Five must-see local trees, chosen by our tree staff
Published on 22 July 2022
We asked some of our tree staff about their favourite plants in the local area. Their selections range from trees that are hundreds of years old to recently planted saplings, and they span the whole LGA. Why not go and visit one while you’re out for a walk?
If you’ve got free time and walking shoes, you and a friend could even turn this list into an epic tree pilgrimage across the east.
Joel Pecotich, arborist
My favourite tree is at Camp Cove Reserve. It’s a giant Ficus Macrophylla, or Moreton Bay Fig. I don’t know how it’s grown the way it has, but it has one huge branch that grows straight out of the trunk about two metres above the ground, for four or five metres. The branch is about as thick as a car; it’s just gigantic. It’s like a whole separate tree growing horizontally, cantilevered off the ground. It’s got a great canopy too and the big, buttressed roots of a rainforest tree. Plus it’s in a beautiful spot by the water in Camp Cove.
The magnificent Moreton Bay Fig at Camp Cove
Rudi Adlmayer, Bushcare Coordinator
My favourite tree is the Smooth-barked Apple Angophora costata. I love the shape and form these trees grow into and the country they are associated with.
I have been lucky to have planted over 50 of them in Woollahra's Local Government area, many which are quite prominent now. It is good to know they will provide shade and habitat when I'm long gone.
They grow to to about 15 to 25 metres and often the trunk is gnarled and crooked with a pink to pale grey, and rusty-stained bark. Old bark is shed in Spring in large flakes exposing a surreal new salmon-pink bark.
Our best specimens are on the Cadigal Walk in Cooper Park and in the gully walk at Parsley Bay.
Rudi Adlmayer's favourite tree - Smooth-barked Apple Angophora costata
Simone Woodman, tree officer
I started at Council in 1991 as a bushland regenerator. I’ve left and come back since then, but I always loved the enormous Moreton Bay fig tree up the hill from the south-eastern side of Trumper Oval in Trumper Park. It’s at least 20 metres in height, and the canopy is about 40 metres across. When you stand at the base of the tree and look up at the enormous limbs and twisted trunk, the tree looks almost like a reptile snaking upwards. A local resident even wrote a book about it called The Riddle of the Trumpalar. It might be as old as European settlement, but the only way to be sure would be to chop it down and we’re certainly not going to do that!

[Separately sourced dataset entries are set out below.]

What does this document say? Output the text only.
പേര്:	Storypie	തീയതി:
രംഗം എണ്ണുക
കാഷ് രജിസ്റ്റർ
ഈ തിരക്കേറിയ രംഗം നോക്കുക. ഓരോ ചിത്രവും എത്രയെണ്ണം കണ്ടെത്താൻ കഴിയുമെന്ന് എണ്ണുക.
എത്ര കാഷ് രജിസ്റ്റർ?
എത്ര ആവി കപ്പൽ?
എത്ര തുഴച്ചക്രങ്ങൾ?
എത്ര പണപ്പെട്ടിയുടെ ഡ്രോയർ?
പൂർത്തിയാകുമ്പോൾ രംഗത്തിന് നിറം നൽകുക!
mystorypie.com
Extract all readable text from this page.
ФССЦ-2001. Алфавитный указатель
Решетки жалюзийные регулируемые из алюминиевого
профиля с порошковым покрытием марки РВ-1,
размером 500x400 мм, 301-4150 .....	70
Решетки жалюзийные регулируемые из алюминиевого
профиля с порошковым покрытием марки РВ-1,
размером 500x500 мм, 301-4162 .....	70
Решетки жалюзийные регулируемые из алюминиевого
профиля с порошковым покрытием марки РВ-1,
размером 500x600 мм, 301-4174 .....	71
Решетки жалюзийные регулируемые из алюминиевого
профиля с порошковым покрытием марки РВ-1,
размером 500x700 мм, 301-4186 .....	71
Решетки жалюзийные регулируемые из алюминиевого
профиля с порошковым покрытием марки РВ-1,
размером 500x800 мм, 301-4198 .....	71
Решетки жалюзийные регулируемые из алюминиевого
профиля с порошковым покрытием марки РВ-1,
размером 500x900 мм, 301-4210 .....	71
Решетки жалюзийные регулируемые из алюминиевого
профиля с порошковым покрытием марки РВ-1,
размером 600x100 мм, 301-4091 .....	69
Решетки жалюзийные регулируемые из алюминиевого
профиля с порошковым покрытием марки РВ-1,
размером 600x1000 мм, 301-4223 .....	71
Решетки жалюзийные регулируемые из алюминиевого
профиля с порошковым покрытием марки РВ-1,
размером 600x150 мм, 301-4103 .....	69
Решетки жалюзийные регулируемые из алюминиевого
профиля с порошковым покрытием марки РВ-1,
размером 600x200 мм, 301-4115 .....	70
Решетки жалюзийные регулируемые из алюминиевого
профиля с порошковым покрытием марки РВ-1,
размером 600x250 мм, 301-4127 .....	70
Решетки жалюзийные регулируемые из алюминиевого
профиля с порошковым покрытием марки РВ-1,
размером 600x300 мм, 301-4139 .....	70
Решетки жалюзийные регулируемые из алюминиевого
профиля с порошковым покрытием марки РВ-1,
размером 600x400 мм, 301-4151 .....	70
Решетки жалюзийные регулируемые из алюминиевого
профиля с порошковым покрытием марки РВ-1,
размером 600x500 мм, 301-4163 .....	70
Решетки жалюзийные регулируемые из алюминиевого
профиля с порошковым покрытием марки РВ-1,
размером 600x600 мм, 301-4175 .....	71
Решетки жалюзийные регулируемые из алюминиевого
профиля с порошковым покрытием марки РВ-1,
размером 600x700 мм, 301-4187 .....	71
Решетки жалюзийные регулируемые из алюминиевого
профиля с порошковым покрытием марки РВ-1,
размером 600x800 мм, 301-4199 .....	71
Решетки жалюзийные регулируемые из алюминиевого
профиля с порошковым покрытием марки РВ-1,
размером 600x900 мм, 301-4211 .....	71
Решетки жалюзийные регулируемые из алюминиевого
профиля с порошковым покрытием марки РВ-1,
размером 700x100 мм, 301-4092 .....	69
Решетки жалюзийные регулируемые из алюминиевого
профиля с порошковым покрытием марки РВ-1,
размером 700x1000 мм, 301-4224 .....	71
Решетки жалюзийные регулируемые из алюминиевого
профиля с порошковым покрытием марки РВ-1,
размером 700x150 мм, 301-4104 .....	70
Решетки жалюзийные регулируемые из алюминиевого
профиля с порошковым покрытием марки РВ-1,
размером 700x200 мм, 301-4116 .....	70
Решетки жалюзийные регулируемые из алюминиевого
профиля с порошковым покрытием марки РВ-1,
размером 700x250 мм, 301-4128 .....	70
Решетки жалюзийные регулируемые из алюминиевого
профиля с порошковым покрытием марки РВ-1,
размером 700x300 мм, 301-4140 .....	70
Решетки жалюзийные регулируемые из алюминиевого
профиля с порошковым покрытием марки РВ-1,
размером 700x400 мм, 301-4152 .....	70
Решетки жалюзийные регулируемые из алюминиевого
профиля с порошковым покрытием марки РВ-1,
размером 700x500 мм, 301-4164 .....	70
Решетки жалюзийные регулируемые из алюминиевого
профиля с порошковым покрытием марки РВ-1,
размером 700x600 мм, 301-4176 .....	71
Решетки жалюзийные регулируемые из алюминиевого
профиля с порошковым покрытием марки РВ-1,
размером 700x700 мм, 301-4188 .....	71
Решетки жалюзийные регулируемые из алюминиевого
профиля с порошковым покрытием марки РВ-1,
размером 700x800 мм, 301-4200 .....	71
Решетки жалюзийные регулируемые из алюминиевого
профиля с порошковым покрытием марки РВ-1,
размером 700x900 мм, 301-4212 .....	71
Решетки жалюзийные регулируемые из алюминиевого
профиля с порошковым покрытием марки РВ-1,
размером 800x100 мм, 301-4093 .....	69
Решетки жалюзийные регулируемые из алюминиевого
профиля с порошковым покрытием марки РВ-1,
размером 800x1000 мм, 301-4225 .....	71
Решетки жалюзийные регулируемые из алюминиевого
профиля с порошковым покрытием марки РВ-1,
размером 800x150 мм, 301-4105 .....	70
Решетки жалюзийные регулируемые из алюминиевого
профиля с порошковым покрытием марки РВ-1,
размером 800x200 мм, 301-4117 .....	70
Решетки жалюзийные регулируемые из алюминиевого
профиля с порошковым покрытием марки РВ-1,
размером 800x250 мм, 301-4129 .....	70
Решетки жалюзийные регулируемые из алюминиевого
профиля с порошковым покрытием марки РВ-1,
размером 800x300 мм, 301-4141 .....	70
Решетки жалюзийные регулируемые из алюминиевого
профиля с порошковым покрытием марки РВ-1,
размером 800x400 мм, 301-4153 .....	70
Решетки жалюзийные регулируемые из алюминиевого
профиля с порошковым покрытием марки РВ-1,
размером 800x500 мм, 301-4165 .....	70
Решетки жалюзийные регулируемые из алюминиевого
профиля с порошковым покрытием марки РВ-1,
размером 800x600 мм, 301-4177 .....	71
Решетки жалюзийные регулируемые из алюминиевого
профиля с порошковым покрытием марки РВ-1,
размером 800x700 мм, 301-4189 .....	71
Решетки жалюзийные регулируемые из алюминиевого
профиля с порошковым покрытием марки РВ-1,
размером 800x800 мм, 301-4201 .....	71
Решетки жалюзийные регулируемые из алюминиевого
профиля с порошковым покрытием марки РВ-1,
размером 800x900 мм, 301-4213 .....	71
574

The fig tree in Trumper Park could be over 200 years old
Nick Bornholt, arborist
My favourite tree is a blue gum (Eucalyptus globulus) in Harbourview Park in Woollahra (which doesn’t actually have a view of the harbour). There’s a stand of three of them, and they’re all great. The one I’m thinking of is still pretty young, about 25 or 30 years old, but you can tell it’s going to be a monster. It’s already 30 metres tall and it’s got a nice structure and good form. It’s a reminder of what a tree is supposed to look like in an urban environment where so many trees are shaped to meet our expectations.
Alexia Hill, coordinator trees and maintenance
I’m really excited about all the new street tree plantings we have done recently. The quality of the trees and planting has been fantastic.
We’ve been working hard and it’s great to see the new trees as I drive around the different suburbs. We’ve been busy replanting any vacant planting pits and looking for new opportunities to expand our canopy coverage.
My favourite new trees are leopard trees (Caesalpinia ferrea), which have a beautiful light shady canopy and spectacular spotted bark as they age, as well as yellow flowers in summer. It’s not a tree that you see every day but we have some wonderful examples in Paddington and Double Bay. I am trying to increase its use so everyone becomes a little more familiar with it. It’s too good not to share.